We zijn weliswaar pas halverwege de tien jaar van Klöppings profetie, maar kunnen nu al vaststellen dat die niet gaat uitkomen. Nog steeds heeft minder dan één procent van de bevolking een 3D-printer thuis. De Ultimaker 2, een instapmodel, kost nog altijd 2299 euro. De jaarlijkse omzet van de Nederlandse 3D-printindustrie is door ABN AMRO geschat op 45 miljoen euro in 2015.

Kortom, waar is het misgegaan met die derde Industriële Revolutie?

Allereerst is de kwaliteit van de huis-tuin-en-keuken 3D-printer nog laag. Er kan uitsluitend worden geprint met bioplastic, een broos materiaal. Doordat ze laag voor laag zijn opgebouwd kunnen ze niet veel trek- en duwkracht aan. Op de tweede plaats: de objecten kunnen nooit groter zijn de 3D-printer zelf. Ten slotte: de software om producten te ontwerpen is complex. Wie een product wil ontwerpen of aanpassen moet meer weten dan waar de toets shift-F7 zit. Vergelijk het met het bouwen van een website: het kan wel, maar je bent er al gauw een weekend mee bezig. Samengevat: de “één-druk-op-de-knop” productie is een fabeltje.

Natuurlijk worden baanbrekende innovaties gedaan in 3D-printen. Ontwerper Joris Laarman bijvoorbeeld laat stoelen printen van titanium. Maar deze kosten tienduizenden euro’s en worden uitsluitend verkocht in een elitair circuit van kunstgaleries. De geavanceerde 3D-printers waarmee Laarman zijn kunstzinnige designobjecten vervaardigd zijn zeer kostbaar en daarom gepatenteerd door specialistische start-ups in de medische sector (tandprotheses) en de automotive-industrie.

Terwijl er steeds meer virtual reality is, groeit de behoefte aan een ‘echte’ wereld die juist zo analoog mogelijk is.

De kloof tussen de zolderkamerproducent en de hightech maakindustrie wordt gedicht door traditionele bedrijven. Marktleider in 3D-geprinte consumentenproducten is Shapeways, dat produceert in de VS en vandaar verscheept over de wereld. In fabriekachtige loodsen bij New York staan 3D-printers als een lopende band opgesteld. Wat ze produceren zijn hoofdzakelijk sieraden, bloemvaasjes en heel veel iPhone-hoesjes.

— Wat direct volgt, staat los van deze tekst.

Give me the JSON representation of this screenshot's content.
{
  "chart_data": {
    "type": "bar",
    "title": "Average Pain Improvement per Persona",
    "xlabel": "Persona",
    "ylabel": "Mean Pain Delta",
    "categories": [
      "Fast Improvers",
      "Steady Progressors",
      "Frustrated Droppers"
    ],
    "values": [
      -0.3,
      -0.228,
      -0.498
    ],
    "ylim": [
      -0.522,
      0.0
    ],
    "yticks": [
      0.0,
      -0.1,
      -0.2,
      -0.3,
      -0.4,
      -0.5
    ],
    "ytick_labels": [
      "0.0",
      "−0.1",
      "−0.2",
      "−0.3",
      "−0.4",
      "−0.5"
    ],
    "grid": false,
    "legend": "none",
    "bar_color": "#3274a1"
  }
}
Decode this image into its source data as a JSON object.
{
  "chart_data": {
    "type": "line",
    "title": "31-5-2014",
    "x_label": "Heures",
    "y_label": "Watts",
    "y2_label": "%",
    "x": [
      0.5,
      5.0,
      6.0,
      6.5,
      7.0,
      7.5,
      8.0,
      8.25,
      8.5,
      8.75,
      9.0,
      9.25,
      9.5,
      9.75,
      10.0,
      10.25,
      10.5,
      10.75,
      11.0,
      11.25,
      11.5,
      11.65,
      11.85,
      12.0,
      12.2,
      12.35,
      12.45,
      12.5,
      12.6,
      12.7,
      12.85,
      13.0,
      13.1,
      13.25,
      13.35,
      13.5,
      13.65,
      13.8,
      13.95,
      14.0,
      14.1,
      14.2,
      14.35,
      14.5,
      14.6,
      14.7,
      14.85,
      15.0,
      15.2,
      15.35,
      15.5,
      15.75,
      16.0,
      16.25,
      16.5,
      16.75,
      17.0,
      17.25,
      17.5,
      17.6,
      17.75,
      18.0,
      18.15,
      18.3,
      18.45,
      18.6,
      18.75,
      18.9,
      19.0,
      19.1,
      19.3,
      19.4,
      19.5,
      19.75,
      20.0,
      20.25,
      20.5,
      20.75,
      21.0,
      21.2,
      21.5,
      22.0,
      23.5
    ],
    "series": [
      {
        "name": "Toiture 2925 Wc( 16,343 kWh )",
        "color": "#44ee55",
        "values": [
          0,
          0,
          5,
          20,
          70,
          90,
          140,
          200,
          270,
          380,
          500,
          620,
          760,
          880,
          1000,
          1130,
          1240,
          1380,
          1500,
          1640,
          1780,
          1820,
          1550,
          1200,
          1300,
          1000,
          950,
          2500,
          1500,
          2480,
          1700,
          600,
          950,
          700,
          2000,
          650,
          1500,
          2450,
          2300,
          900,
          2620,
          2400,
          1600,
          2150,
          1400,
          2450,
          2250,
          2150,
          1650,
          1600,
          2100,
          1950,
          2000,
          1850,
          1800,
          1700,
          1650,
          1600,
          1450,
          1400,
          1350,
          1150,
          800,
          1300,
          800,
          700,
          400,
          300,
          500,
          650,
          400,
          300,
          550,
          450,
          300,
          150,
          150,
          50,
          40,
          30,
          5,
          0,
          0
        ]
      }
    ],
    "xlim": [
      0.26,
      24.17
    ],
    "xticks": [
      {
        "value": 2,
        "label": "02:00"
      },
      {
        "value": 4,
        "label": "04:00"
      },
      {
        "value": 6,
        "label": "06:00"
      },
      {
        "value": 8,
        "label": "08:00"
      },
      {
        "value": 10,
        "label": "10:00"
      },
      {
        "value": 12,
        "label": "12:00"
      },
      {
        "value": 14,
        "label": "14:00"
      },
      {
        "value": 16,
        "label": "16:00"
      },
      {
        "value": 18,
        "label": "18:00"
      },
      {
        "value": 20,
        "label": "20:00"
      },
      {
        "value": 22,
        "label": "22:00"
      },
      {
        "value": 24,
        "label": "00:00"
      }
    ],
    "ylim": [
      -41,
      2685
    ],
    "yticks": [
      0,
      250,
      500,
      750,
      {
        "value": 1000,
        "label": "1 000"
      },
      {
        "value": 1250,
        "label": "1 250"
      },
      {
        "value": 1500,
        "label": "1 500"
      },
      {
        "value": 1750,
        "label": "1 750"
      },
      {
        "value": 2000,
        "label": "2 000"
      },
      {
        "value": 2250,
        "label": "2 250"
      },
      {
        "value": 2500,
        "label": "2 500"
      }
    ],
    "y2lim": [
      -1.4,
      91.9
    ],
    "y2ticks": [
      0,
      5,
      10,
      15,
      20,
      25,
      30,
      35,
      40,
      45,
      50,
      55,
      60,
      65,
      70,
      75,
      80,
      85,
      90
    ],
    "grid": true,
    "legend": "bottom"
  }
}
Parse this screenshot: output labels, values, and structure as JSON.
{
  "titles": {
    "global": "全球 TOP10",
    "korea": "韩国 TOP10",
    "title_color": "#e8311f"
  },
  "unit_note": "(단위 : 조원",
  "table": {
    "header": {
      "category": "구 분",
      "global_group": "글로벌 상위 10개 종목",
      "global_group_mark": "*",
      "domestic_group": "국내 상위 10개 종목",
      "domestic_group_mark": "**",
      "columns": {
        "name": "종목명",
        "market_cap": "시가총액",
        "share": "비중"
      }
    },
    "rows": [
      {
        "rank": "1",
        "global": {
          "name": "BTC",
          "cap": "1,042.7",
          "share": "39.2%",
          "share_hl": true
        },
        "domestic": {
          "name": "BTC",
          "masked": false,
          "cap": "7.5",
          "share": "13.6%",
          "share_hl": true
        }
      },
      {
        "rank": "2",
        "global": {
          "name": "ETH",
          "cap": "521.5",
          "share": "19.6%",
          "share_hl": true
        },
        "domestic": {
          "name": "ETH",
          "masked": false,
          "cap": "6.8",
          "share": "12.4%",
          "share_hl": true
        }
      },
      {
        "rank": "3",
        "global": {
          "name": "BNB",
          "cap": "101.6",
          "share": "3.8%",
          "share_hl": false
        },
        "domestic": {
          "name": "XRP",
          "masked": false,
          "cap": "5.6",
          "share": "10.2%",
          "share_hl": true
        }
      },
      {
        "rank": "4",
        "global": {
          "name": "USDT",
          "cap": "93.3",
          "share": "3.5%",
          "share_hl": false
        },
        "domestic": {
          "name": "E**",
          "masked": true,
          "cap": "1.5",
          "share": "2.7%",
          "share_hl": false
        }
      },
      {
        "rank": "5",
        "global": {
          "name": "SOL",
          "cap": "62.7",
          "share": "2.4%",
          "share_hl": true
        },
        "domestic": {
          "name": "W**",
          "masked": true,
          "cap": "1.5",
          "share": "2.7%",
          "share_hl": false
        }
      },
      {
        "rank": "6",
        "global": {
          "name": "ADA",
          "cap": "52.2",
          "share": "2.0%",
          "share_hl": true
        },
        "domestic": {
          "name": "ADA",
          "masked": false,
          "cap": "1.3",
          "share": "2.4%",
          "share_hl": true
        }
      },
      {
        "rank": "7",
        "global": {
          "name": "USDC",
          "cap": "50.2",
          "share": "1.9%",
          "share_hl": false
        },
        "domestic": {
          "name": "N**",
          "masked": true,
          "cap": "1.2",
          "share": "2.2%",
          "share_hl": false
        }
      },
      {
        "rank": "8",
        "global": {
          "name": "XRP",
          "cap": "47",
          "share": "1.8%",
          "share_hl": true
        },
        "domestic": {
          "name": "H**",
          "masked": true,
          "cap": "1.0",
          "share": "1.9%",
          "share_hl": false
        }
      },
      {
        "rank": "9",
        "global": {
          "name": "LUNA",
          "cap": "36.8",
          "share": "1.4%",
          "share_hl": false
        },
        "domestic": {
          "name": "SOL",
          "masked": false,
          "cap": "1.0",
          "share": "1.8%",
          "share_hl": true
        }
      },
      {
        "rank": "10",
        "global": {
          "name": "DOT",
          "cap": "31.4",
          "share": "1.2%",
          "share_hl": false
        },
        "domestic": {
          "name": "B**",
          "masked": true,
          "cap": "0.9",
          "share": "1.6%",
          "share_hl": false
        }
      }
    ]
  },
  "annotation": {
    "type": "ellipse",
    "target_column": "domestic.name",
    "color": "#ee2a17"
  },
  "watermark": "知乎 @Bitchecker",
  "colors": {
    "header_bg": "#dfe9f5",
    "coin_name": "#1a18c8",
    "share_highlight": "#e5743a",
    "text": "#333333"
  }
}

Door de niet ingeloste belofte van de bevrijde consument ontstaat een zekere vermoeidheid bij het 3D-printen, die nog eens verder wordt aangewakkerd door de groeiende ‘maakbeweging’. In creatieve disciplines als design en mode zijn niet 3D-printers maar onze eigen twee handen het belangrijkste gereedschap. De gangbare bioplastics zijn weliswaar goedkoop en makkelijk in gebruik. Toch roept dit materiaal vooral associaties op met Chinese roetfabrieken en zielloze gebruiksvoorwerpen. De digitale perfectie van het 3D-printen wordt gezien als kil en steriel – er is eerder sprake van een nieuwe industriële massaproductie dan van een Industriële Revolutie. Een lokaal bier of een glutenvrij koekje van de stadboerderij is eerlijker, puurder en dus hipper dan een hightech 3D-gadget waarvan we niet eens waar of waarvan deze is gemaakt.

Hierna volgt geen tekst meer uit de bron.